Sometimes when developing on DSPs we need to keep precise timing records between inputs and outputs. For example, the time between an incoming sinusoid, work performed on it, and output sinusoid might be expected to be 5ms in a requirement. But care should be taken to be clear on what the requirements mean by time between "input" and "output". It could be referring to the actual DSP or it could be referring to the entire system. Each component has a delay attributed to it. For example just because the signal is output from the DSP doesn't mean it won't go through filters, upconverters, digital to analog converters, splitters, amplifiers, etc. These could be in the form of FPGAs from Xilinx, other DSPs, or separate "black boxes". You need to ensure that the timing development reflects the entire system. Otherwise the system may be completely non-functional.

Cache Coherency and DMA Transfers

When performing DMA transfers on modern computers (or DSPs in my case), it is important to remember some important points in order to be successful. I will review the points I know are important to Texas Instruments DSP development. I'm sure they are applicable to other hardware as well.

One of the most important points is the following: DMA transfers do not automatically handle cache coherency. The first time I attempted to use DMA transfers in development I was moving data directly from one external memory to another external memory (this is also a bad idea, which I'll go over later). Upon completion when the destination data was read, it was corrupt, why? Because when you request a DMA transfer from a cacheable memory location in external memory, the L2 controller pulls the data directly from that external memory location. This is a problem if you've been writing to that location previously, because the most recent data will only be held in L2 cache and only old data will reside in external memory. You need to issue a cache writeback or "flush" before you issue a DMA request that reads from a cacheable memory location. Likewise, if you are writing to external memory you need to invalidate cache lines, otherwise old data will be retrieved from the cache.

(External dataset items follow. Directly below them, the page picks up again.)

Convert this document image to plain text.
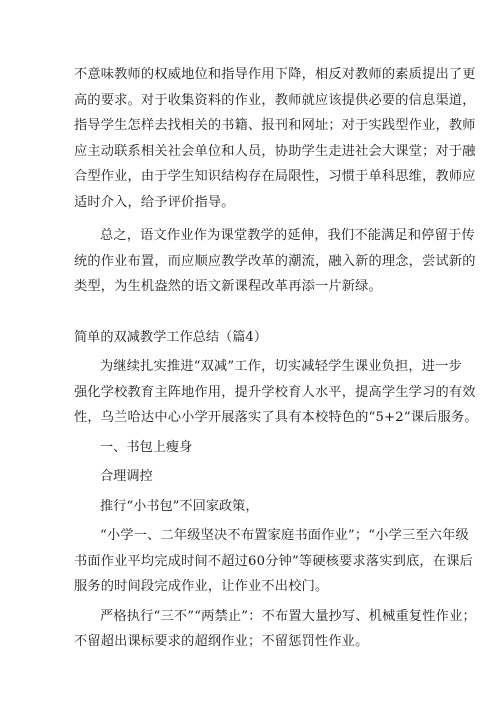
不意味教师的权威地位和指导作用下降，相反对教师的素质提出了更
高的要求。对于收集资料的作业，教师就应该提供必要的信息渠道，
指导学生怎样去找相关的书籍、报刊和网址；对于实践型作业，教师
应主动联系相关社会单位和人员，协助学生走进社会大课堂；对于融
合型作业，由于学生知识结构存在局限性，习惯于单科思维，教师应
适时介入，给予评价指导。
总之，语文作业作为课堂教学的延伸，我们不能满足和停留于传
统的作业布置，而应顺应教学改革的潮流，融入新的理念，尝试新的
类型，为生机盎然的语文新课程改革再添一片新绿。
简单的双减教学工作总结（篇4）
为继续扎实推进“双减”工作，切实减轻学生课业负担，进一步
强化学校教育主阵地作用，提升学校育人水平，提高学生学习的有效
性，乌兰哈达中心小学开展落实了具有本校特色的“5+2”课后服务。
一、书包上瘦身
合理调控
推行“小书包”不回家政策，
“小学一、二年级坚决不布置家庭书面作业”；“小学三至六年级
书面作业平均完成时间不超过60分钟”等硬核要求落实到底，在课后
服务的时间段完成作业，让作业不出校门。
严格执行“三不”“两禁止”：不布置大量抄写、机械重复性作业；
不留超出课标要求的超纲作业；不留惩罚性作业。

To make things more efficient, you need to consider the size of your cache lines and how they relate to your data in external memory. This is important because cache operations are entire line operations, not partial lines. Don't forget about internal DMA requests here (requests issued in the background by the L2 memory controller). On a cache miss of an external memory location, an entire L2 line's worth of data is fetched via an internal DMA request. So you want to "align" your data to the cache lines so each cache operation is as quick as possible, ie it only performs one DMA transfer and not two. On TI DSPs this is done with #pragma DATA_ALIGN(buffer, section).

One more thing, like was noted before, moving data from one external memory to another using DMA is extremely inefficient. Remember that the memory bus speed is very slow compared to the DSP/CPU clock. So that means that not only are you extremely slowed by one bus (read), but two (write), because the data must pass through the L2 memory controller. If at all possible use internal RAM. On TI DSPs, the leftover L2 after cache configuration becomes IRAM (aka ISRAM). To use IRAM on the DSP you would create a new section in the linker file that points to IRAM, and then in your code you would make a buffer reside in that section by #pragma DATA_SECTION(buffer, section).